The performances work much better, especially Lauren Ashley Carter as Ada, the young pregnant girl who doesn’t want to sacrifice herself and her unborn child to a pit in the woods. Her desperation is palpable and her arc of the film is one that’s so brutally hopeless as to make the film feel much stronger than it is. Kinkle just doesn’t seem interested enough in keeping the film devastatingly psychological as he is in throwing down some gore and terribly CG enhanced ghosties. I usually enjoy a slow build to some shattering grue, but the backwood culture dynamic crossed with the ancient hungry pit is such an awesome idea that when the blood starts flying it feels like an anticlimactic letdown.
Sean Bridgers is always brilliant in everything he does and his arc on Deadwood is one of the finest produced by the show. He doesn’t disappoint here as the simpleton who sculpts and fires the jugs. The pit always picks one person to send the visions to and he unwillingly obliges. The visions take a take a toll on him and the responsibility of basically telling the community who is next to die is starting to put him into a tailspin. Bridgers could have easily overplayed the character, but instead gives Dawai a fascinating inner life that hints of a better movie.
Jug Face has all the elements of a horror classic, but it doesn’t use its gorgeous rural setting or it’s stunning cinematography to create an ominous enough tone to sustain ideas this scary. It’s a misfire, but a misfire worth examining.
How’s the Music? The music is gorgeous. Honestly the score is probably the finest aspect of the film. Sean Spillane’s score sounds like the perfect mashup of Johnny Greenwood’s There Will Be Blood with Damon Albarn’s Ravenous.

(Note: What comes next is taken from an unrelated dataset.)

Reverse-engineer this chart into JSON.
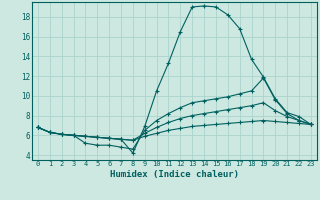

What does Netflix say I’d like if I like this? Citadel (been meaning to watch this for a year), Absence (pregnant lady has her baby disappear from her belly), The Maze (evil cornfield), Ghost Watcher 2 (terrible cover) and Haunt (excellent first 10 minutes).
Do you have an interesting fun-fact? The film only grossed $21,000. That’s not very fun.
What is Netflix’s best guess for Jared? 2.8
What is Jared’s best guess for Jared? 2.5
Any last thoughts? It seems like everyone else enjoyed this movie more than I did. So let me know what you thought about it in the comments.
Did you watch anything else this week? Just a shitload of Bojack Horseman because that’s my life.